We initiate a program to generalize the standard eikonal approximation to compute amplitudes in Anti-de Sitter spacetimes. Inspired by the shock wave derivation of the eikonal amplitude in flat space, we study the two-point function E ~ < O_1 O_1 >_{shock} in the presence of a shock wave in Anti-de Sitter, where O_1 is a scalar primary operator in the dual conformal field theory. At tree level in the gravitational coupling, we relate the shock two-point function E to the discontinuity across a kinematical branch cut of the conformal field theory four-point function A ~ < O_1 O_2 O_1 O_2 >, where O_2 creates the shock geometry in Anti-de Sitter. Finally, we extend the above results by computing E in the presence of shock waves along the horizon of Schwarzschild BTZ black holes. This work gives new tools for the study of Planckian physics in Anti-de Sitter spacetimes.

Figures (10)

• Figure 1: Interaction diagrams in both flat and AdS spaces. In the eikonal regime, free propagation $(a)$ is modified primarily by interactions described by crossed--ladder graphs $(c)$. In flat space and in this regime, the tree level amplitude is dominated by the T--channel graph $(b)$ with maximal spin $j=2$ of the exchanged massless particle. Moreover, the full eikonal amplitude can be computed from diagram $(b)$.
• Figure 2: Analytic continuation of $\mathcal{A}_{1}$ to obtain $\mathcal{A}_{1}^{\circlearrowright}$. The variable $\bar{z}$ is kept fixed and $z$ is transported clockwise around the point at infinity, circling the points $0,1,\bar{z}$.
• Figure 3: Embedding of AdS$_2$ in $\mathbb{M}^{2}\times\mathbb{M}^{1}$. A point $\mathbf{p}$ in the boundary of AdS$_2$ is a null ray in $\mathbb{M}^{2}\times\mathbb{M}^{1}$.
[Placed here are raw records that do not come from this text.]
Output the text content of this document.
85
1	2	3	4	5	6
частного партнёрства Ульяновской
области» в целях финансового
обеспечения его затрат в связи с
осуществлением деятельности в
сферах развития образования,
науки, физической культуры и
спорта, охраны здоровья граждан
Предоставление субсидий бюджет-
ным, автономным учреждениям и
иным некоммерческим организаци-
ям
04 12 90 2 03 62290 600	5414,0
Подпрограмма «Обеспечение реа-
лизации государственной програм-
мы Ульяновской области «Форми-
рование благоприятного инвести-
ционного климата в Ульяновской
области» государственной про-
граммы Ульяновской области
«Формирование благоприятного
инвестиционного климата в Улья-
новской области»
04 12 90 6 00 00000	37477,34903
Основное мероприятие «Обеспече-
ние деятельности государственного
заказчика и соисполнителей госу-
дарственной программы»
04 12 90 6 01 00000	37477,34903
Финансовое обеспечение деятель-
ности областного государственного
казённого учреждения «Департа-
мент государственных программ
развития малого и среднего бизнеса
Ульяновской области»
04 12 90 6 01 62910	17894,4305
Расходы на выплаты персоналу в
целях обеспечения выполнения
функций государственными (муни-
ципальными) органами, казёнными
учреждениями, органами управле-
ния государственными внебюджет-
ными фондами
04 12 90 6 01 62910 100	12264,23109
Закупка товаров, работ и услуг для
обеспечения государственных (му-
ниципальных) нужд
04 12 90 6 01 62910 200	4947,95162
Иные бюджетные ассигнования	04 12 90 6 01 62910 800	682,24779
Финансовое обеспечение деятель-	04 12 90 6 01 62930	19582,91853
• Figure 4: Poincaré patches of an arbitrary boundary point $\mathbf{p}$, separated by the null surfaces $-2\mathbf{x\cdot p}=0$. Here AdS is represented as a cylinder with boundary $\mathbb{R}\times {S}_{d-1}$. Throughout this paper we shall mostly use a two--dimensional simplification of this picture, as shown in the figure. The point $-\mathbf{p}$ and an image point $\mathbf{p}'$ of $\mathbf{p}$ are also shown.
• Figure 5: Two consecutive Poincaré patches with $x^{-}>0$ and $x^{-}<0$. The shock geometry can be described by specifying gluing conditions on the separating surface $x^{-}=0$, which is parameterized by $x^{+}$ and $x$, with $x\in H_{d-1}$.